Far right is a 3-pin TO-18 socket for the photodiode. Right-middle are the two op-amps with their feedback-resistors/caps, as well as two de-coupling caps for both +5V and -5V. Left-middle are 7805 and 7905 voltage regulators, and the BNC output-connector is far left. All the surface mount components are mounted on the top layer of the board, while the through-hole components are bottom-mounted. Resistors and caps are 1206-size. This PCB should fit the earlier enclosures I turned on the lathe.

Hopefully I will have time to assemble and test one or two of these next week. I should measure the actual frequency-response and compare it with the simulated one.

A second photodiode amplifier PCB

I made this PCB for a second photodiode amplifier today. This one is designed for higher light-levels and higher bandwidth. I will post the schematics along with measurement data when I've tested the circuit.

beat_amp_pcb_bottom beat_amp_pcb_top

The V-cutter is designed to cut a slot that is nominally 8 mils (0.2 mm) wide, but the actual cut-width depends on how the z-axis is adjusted. Removing the ground-plane copper from under the high-speed op-amps is supposed to minimize stray capacitance.

Photodiode amplifier assembly

Some assembly of the PCB and enclosure for the first photodiode amplifier has happened today. Soldering the surface-mount components under a microscope was mostly easy - but trying to solder larger parts that require significant heating with the same tiny soldering iron used for small SMD parts was a mistake.

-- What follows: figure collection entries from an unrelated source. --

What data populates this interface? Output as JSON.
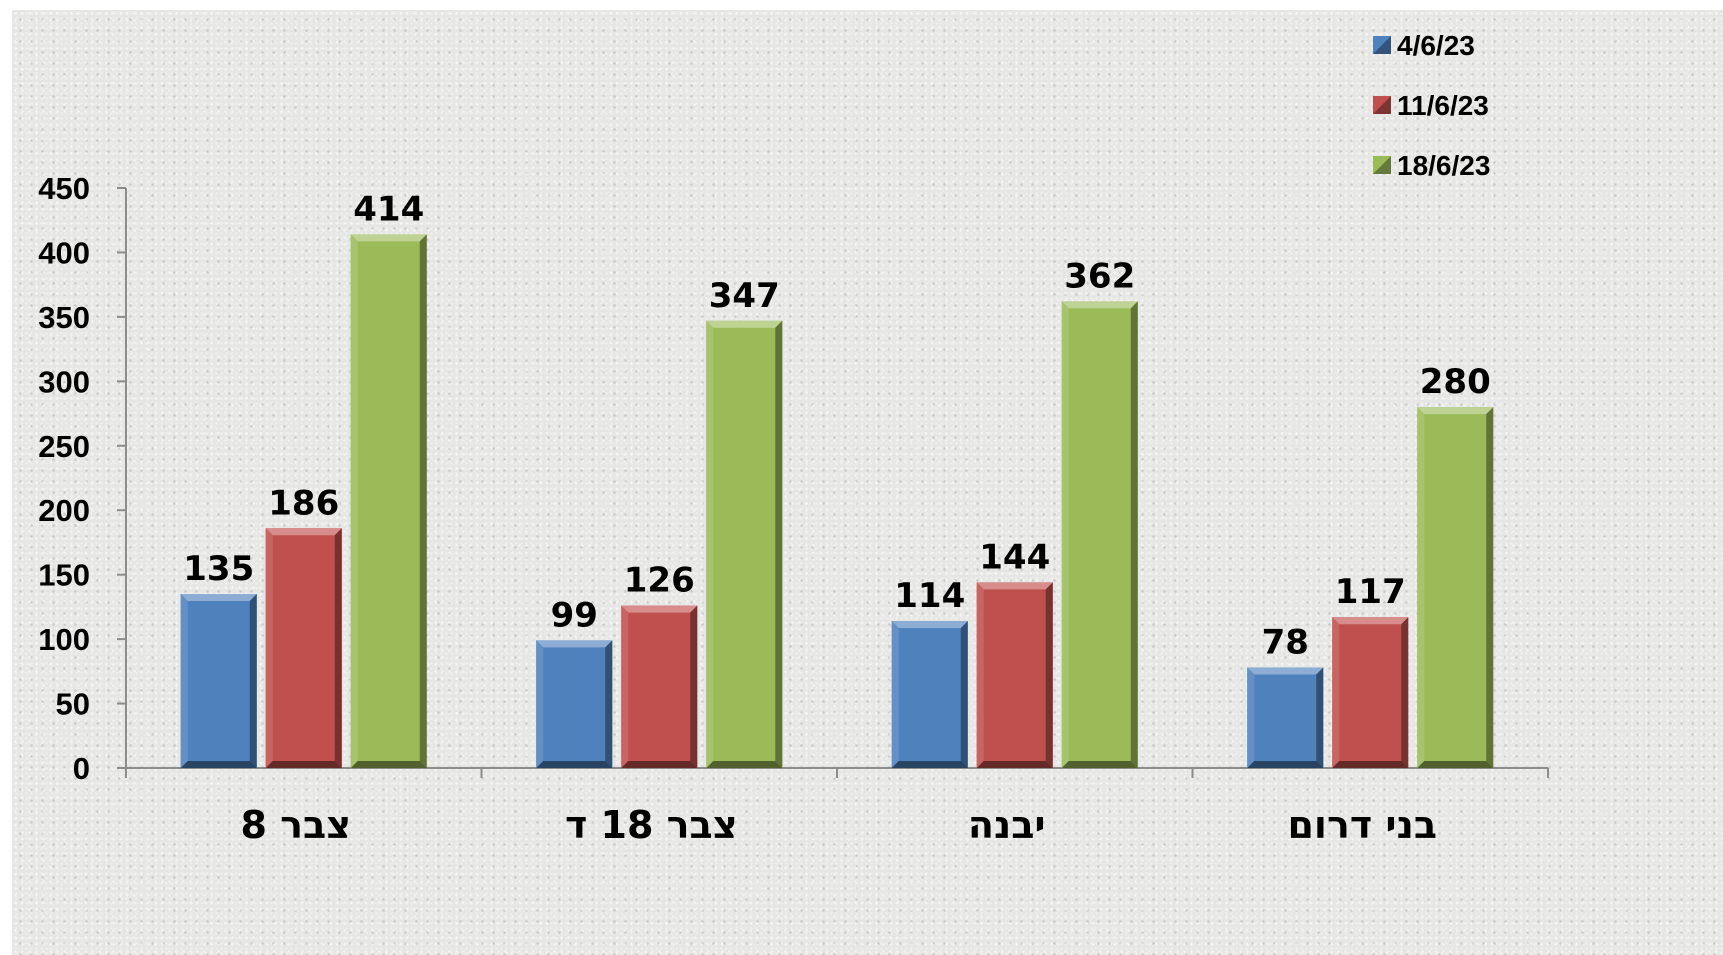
{
  "chart_data": {
    "type": "bar",
    "title": "",
    "xlabel": "",
    "ylabel": "",
    "categories": [
      "צבר 8",
      "צבר 18 ד",
      "יבנה",
      "בני דרום"
    ],
    "series": [
      {
        "name": "4/6/23",
        "color": "#4f81bd",
        "values": [
          135,
          99,
          114,
          78
        ]
      },
      {
        "name": "11/6/23",
        "color": "#c0504d",
        "values": [
          186,
          126,
          144,
          117
        ]
      },
      {
        "name": "18/6/23",
        "color": "#9bbb59",
        "values": [
          414,
          347,
          362,
          280
        ]
      }
    ],
    "ylim": [
      0,
      450
    ],
    "yticks": [
      "0",
      "50",
      "100",
      "150",
      "200",
      "250",
      "300",
      "350",
      "400",
      "450"
    ],
    "grid": false,
    "legend_position": "top-right",
    "data_labels": true
  }
}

The big parts were easy once I switched to a bigger soldering iron, but the BNC-connector was already a mess by then.

13010007

On the left a BNC connector. The black box in the middle is a DC-2-DC converter that produces +/-12VDC outputs from a single +9...18VDC input. The transimpedance amplifier on the right is based on an ADA4817 op-amp and is housed inside an RF screening can. On the far right is a white TO-18 socket for the photodiode.

13010009

The underside of the board has 7805 and 7905 voltage regulators that produce stable (hopefully!) +/-5V supply voltages for the op-amp.

13010010

Here two holes have been drilled in to the back-plate for the BNC-commector (ca 12.2 mm diameter) and a DC-input jack (5.5mm diameter with a 2.5mm pin). The PCB is attached to the back-plate and slides into the body, while the photodiode looks out through the hole of the face-plate.

The only setback was a disagreement between the 1-2-3 pin-sequence in the datasheet vs. my PCB-software for the SOT-89 packaged 7905 negative voltage regulator. If you look closely you can see it is soldered up-side-down on this board because the PCB footprint is wrong.